How Obamacare Might Increase Costs

September 9, 2009

For those of you following at home, the President gave a big speech on health care reform tonight. Specifically, he argued for a plan composed of three major planks:

First, …. it will be against the law for insurance companies to deny you coverage because of a pre-existing condition. As soon as I sign this bill, it will be against the law for insurance companies to drop your coverage when you get sick or water it down when you need it most. They will no longer be able to place some arbitrary cap on the amount of coverage you can receive in a given year or a lifetime. We will place a limit on how much you can be charged for out-of-pocket expenses, because in the United States of America, no one should go broke because they get sick. And insurance companies will be required to cover, with no extra charge, routine checkups and preventive care, like mammograms and colonoscopies – because there’s no reason we shouldn’t be catching diseases like breast cancer and colon cancer before they get worse. That makes sense, it saves money, and it saves lives.

[Second,] We will [create] a new insurance exchange – a marketplace where individuals and small businesses will be able to shop for health insurance at competitive prices. … For those individuals and small businesses who still cannot afford the lower-priced insurance available in the exchange, we will provide tax credits, the size of which will be based on your need.

[Third, U]nder [this] plan, individuals will be required to carry basic health insurance – just as most states require you to carry auto insurance. Likewise, businesses will be required to either offer their workers health care, or chip in to help cover the cost of their workers.

If I may sum up these points, Obama is essentially proposing to

1. Extract more value out of insurance policies, by expanding who, what, and how much is covered,
2. Improve accessibility to individual insurance policies, including a nonprofit, self-sustaining public option, and
3. Mandate that every American carry health insurance.

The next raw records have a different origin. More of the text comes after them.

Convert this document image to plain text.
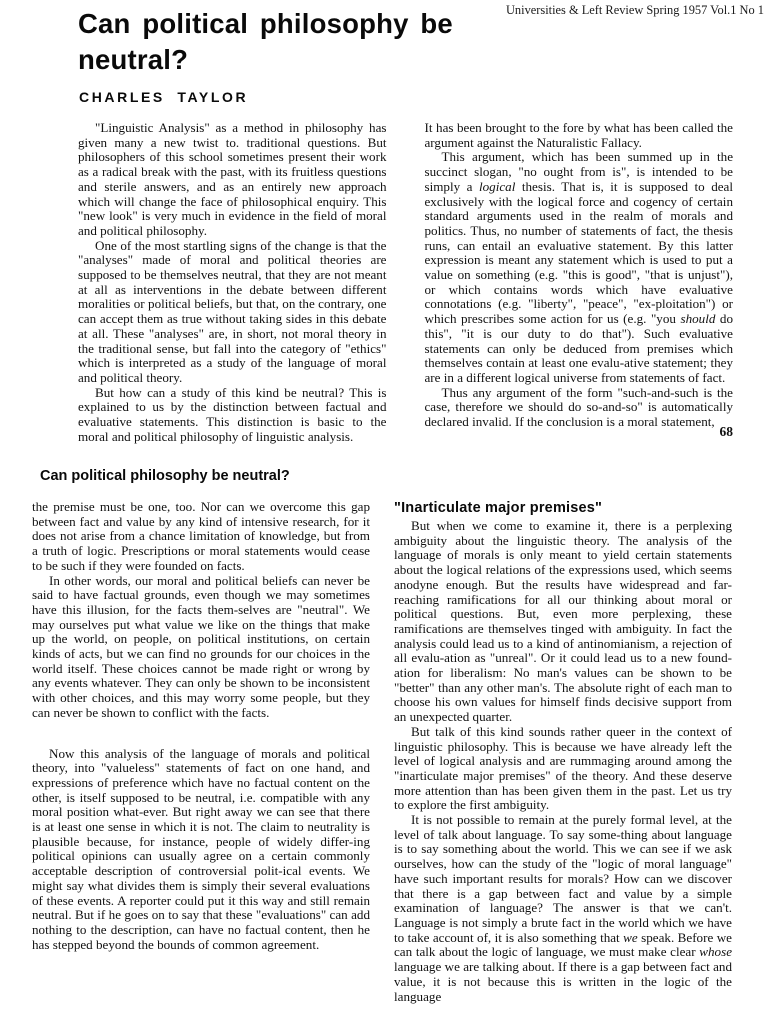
Universities & Left Review Spring 1957 Vol.1 No 1
Can political philosophy be neutral?
CHARLES TAYLOR

"Linguistic Analysis" as a method in philosophy has given many a new twist to. traditional questions. But philosophers of this school sometimes present their work as a radical break with the past, with its fruitless questions and sterile answers, and as an entirely new approach which will change the face of philosophical enquiry. This "new look" is very much in evidence in the field of moral and political philosophy.

One of the most startling signs of the change is that the "analyses" made of moral and political theories are supposed to be themselves neutral, that they are not meant at all as interventions in the debate between different moralities or political beliefs, but that, on the contrary, one can accept them as true without taking sides in this debate at all. These "analyses" are, in short, not moral theory in the traditional sense, but fall into the category of "ethics" which is interpreted as a study of the language of moral and political theory.

But how can a study of this kind be neutral? This is explained to us by the distinction between factual and evaluative statements. This distinction is basic to the moral and political philosophy of linguistic analysis.

It has been brought to the fore by what has been called the argument against the Naturalistic Fallacy.

This argument, which has been summed up in the succinct slogan, "no ought from is", is intended to be simply a logical thesis. That is, it is supposed to deal exclusively with the logical force and cogency of certain standard arguments used in the realm of morals and politics. Thus, no number of statements of fact, the thesis runs, can entail an evaluative statement. By this latter expression is meant any statement which is used to put a value on something (e.g. "this is good", "that is unjust"), or which contains words which have evaluative connotations (e.g. "liberty", "peace", "ex-ploitation") or which prescribes some action for us (e.g. "you should do this", "it is our duty to do that"). Such evaluative statements can only be deduced from premises which themselves contain at least one evalu-ative statement; they are in a different logical universe from statements of fact.

Thus any argument of the form "such-and-such is the case, therefore we should do so-and-so" is automatically declared invalid. If the conclusion is a moral statement,

68
Can political philosophy be neutral?

the premise must be one, too. Nor can we overcome this gap between fact and value by any kind of intensive research, for it does not arise from a chance limitation of knowledge, but from a truth of logic. Prescriptions or moral statements would cease to be such if they were founded on facts.

In other words, our moral and political beliefs can never be said to have factual grounds, even though we may sometimes have this illusion, for the facts them-selves are "neutral". We may ourselves put what value we like on the things that make up the world, on people, on political institutions, on certain kinds of acts, but we can find no grounds for our choices in the world itself. These choices cannot be made right or wrong by any events whatever. They can only be shown to be inconsistent with other choices, and this may worry some people, but they can never be shown to conflict with the facts.

Now this analysis of the language of morals and political theory, into "valueless" statements of fact on one hand, and expressions of preference which have no factual content on the other, is itself supposed to be neutral, i.e. compatible with any moral position what-ever. But right away we can see that there is at least one sense in which it is not. The claim to neutrality is plausible because, for instance, people of widely differ-ing political opinions can usually agree on a certain commonly acceptable description of controversial polit-ical events. We might say what divides them is simply their several evaluations of these events. A reporter could put it this way and still remain neutral. But if he goes on to say that these "evaluations" can add nothing to the description, can have no factual content, then he has stepped beyond the bounds of common agreement.

"Inarticulate major premises"

But when we come to examine it, there is a perplexing ambiguity about the linguistic theory. The analysis of the language of morals is only meant to yield certain statements about the logical relations of the expressions used, which seems anodyne enough. But the results have widespread and far-reaching ramifications for all our thinking about moral or political questions. But, even more perplexing, these ramifications are themselves tinged with ambiguity. In fact the analysis could lead us to a kind of antinomianism, a rejection of all evalu-ation as "unreal". Or it could lead us to a new found-ation for liberalism: No man's values can be shown to be "better" than any other man's. The absolute right of each man to choose his own values for himself finds decisive support from an unexpected quarter.

But talk of this kind sounds rather queer in the context of linguistic philosophy. This is because we have already left the level of logical analysis and are rummaging around among the "inarticulate major premises" of the theory. And these deserve more attention than has been given them in the past. Let us try to explore the first ambiguity.

It is not possible to remain at the purely formal level, at the level of talk about language. To say some-thing about language is to say something about the world. This we can see if we ask ourselves, how can the study of the "logic of moral language" have such important results for morals? How can we discover that there is a gap between fact and value by a simple examination of language? The answer is that we can't. Language is not simply a brute fact in the world which we have to take account of, it is also something that we speak. Before we can talk about the logic of language, we must make clear whose language we are talking about. If there is a gap between fact and value, it is not because this is written in the logic of the language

It’s a good plan for extending health insurance coverage to all Americans, which in itself is a worthy goal. But I am much more skeptical of its effect on health care costs. Health care reform has been billed as including powerful cost-cutting measures. But before we pour our faith into arcane budget estimates, we would do well to remember a few ways in which this plan may end up costing us more, not less, than our current (broken) system.

  • If you have insurance, you may end up getting less services for more money. This would directly contradict Obama’s promise, but it’s a reasonable possibility. Under this reform plan, insurance companies will no longer be able to save money by dropping customers or limiting their coverage. On paper, they would not be allowed to charge customers more, and would have to raid their profit margin to come up with the difference. But in practice, they will almost certainly try to get the money from customers somehow – directly through higher premiums, or indirectly through government subsidies.
  • If you don’t have insurance, you will get it (public or private, subsidized or not), and might therefore increase your utilization of health care. If people who today are being denied health care because of insurance shenanigans get the care they need, they might be healthier for it, but this care won’t come free.
  • Even if you get insurance but don’t increase your utilization of health care, you would still be paying for insurance. You might not use your new policy, but you would still be paying for it. That’s less money in your pocket, more money in the national health care expenditures column.
  • Not all of these cost increases are necessarily bad. Of course it will cost money to provide un- and underinsured Americans with lifesaving (or even just life-enhancing) health care. Of course everyone who can should pitch in to spread out the risk of ill health. If the economic times were good and (dare I dream) the federal government were running a surplus, I would gladly ignore all these factors. However, given a runaway national debt and a shaky economy, we simply cannot afford health care reform that costs more money than it saves. I have a hard time believing that Medicare and Medicaid waste and inefficiency are so great as to equal the costs of insuring the 45-some million uninsured Americans and providing improved health care for everyone.

    There are ways to improve health insurance coverage while tackling the fundamental inefficiencies of the market. I proposed one half-baked and politically unfeasible specimen a while back. In any case, if we cannot have health care reform that both expands coverage and reduces costs, then let us at least be candid about this limitation and the need for further reform. It wouldn’t have sounded as good in his speech, but President Obama would have been prudent to acknowledge that he will likely be far from the last President trying to reform a costly and inefficient health care system.